Whistleblowing External Sources
The leak was initially reported by Twelve Security and later confirmed by IPVM. Immediately, Wyze responded with enough data in its forum. The leak was reported to be an accident, as the internal database was left unprotected by an employee since December 14th, 2019.
The company realised this incident at 10 AM, when a support ticket was raised by an IVPM reporter at 9.21 AM (26th December), and immediately published on Twitter (at 9.35 AM), along with Twelve Security’s post. Dongsheng Song expressed his dissatisfaction in this disclosure methodology, as they were given just 14 minutes to fix it!

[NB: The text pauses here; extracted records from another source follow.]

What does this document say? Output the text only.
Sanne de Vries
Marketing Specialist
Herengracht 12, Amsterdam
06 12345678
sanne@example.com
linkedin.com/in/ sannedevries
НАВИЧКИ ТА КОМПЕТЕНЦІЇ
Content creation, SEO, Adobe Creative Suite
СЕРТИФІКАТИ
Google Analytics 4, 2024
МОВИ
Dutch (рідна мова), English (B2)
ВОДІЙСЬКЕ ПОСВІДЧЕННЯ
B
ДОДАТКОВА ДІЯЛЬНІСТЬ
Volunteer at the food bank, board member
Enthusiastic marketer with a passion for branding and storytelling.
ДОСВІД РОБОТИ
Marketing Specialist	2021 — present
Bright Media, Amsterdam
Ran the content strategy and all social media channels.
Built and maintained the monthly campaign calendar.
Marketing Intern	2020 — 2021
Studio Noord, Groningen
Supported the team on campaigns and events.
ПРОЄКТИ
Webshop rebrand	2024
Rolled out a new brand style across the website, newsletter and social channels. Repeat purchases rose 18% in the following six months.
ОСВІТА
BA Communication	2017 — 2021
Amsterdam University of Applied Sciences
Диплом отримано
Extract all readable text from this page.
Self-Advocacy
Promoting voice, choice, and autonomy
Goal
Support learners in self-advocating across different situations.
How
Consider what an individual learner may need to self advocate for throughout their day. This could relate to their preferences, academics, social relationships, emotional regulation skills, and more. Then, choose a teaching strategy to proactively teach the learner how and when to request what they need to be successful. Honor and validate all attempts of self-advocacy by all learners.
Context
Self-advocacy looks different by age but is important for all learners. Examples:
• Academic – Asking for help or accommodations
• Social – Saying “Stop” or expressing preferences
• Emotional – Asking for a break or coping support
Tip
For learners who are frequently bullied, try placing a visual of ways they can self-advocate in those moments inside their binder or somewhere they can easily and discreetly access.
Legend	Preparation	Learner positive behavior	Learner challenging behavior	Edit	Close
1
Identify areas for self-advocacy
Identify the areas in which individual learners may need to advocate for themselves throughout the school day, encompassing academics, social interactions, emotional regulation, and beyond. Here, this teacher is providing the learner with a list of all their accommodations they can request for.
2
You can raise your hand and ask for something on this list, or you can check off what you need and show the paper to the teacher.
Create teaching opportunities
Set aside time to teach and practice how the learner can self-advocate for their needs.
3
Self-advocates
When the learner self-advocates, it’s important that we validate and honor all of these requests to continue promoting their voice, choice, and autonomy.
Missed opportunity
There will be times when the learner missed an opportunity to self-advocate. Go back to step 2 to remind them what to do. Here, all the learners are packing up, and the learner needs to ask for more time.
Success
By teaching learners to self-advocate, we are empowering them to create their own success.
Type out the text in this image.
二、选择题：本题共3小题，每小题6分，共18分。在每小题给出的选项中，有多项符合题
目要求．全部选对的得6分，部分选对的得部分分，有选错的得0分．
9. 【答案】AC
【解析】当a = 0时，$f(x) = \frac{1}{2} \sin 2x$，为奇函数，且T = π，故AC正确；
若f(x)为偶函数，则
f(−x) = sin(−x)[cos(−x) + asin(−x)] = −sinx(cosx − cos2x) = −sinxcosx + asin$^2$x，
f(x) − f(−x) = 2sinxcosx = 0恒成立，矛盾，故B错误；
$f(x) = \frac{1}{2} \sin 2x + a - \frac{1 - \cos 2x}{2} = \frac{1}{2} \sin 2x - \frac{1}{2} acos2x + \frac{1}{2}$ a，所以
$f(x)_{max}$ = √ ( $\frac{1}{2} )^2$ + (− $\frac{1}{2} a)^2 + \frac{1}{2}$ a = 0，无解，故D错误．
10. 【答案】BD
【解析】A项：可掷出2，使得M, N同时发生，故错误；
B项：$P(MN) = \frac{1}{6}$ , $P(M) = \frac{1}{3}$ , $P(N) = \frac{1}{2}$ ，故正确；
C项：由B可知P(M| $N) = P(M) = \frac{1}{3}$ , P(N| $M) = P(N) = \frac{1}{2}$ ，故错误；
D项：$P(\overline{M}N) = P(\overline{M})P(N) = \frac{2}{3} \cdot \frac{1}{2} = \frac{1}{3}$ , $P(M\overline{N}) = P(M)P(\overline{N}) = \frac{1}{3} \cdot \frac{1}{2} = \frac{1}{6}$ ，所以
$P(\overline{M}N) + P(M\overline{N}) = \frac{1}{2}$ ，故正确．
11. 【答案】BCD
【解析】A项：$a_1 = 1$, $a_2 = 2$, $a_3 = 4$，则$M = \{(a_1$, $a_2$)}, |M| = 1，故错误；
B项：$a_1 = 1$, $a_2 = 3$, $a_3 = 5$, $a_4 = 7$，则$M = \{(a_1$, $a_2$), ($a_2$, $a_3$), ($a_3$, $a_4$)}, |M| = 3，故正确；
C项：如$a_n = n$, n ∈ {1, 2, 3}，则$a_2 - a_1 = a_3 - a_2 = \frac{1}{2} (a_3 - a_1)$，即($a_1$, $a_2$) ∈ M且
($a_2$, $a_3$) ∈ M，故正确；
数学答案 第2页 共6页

Song explained the leak related to their Elasticsearch system, a new tech to handle their queries quickly. This was told to be a project initiated recently to handle their rapid growth. Song said,
“To help manage the extremely fast growth of Wyze, we recently initiated a new internal project to find better ways to measure basic business metrics like device activations, failed connection rates, etc.”
Though this was the system compromised, he assured that there were no sensitive details being leaked as passwords or financial information of their users. The data leaked is of:
- Email addresses of Wyze customers
- User assigned nicknames to their Wyze security cameras
- WiFi network SSID identifiers,
- Alexa tokens to connect Wyze devices to Alexa devices
While Song admitted collecting health information of 140- member group who’s under beta testing of their new product, he denied claims of Twelve Security of Wyze APIs being exposed and user data being sent back to Alibaba Cloud in China.
Song closes the post on a, not of sorry of this incident and assures to add their ongoing investigation results soon. Wrapping this year in such similar path is the company Ring, a famous smart security gadget maker which was alleged by many customers to be compromised somehow, and used for watching and communicating with their children by unknowns.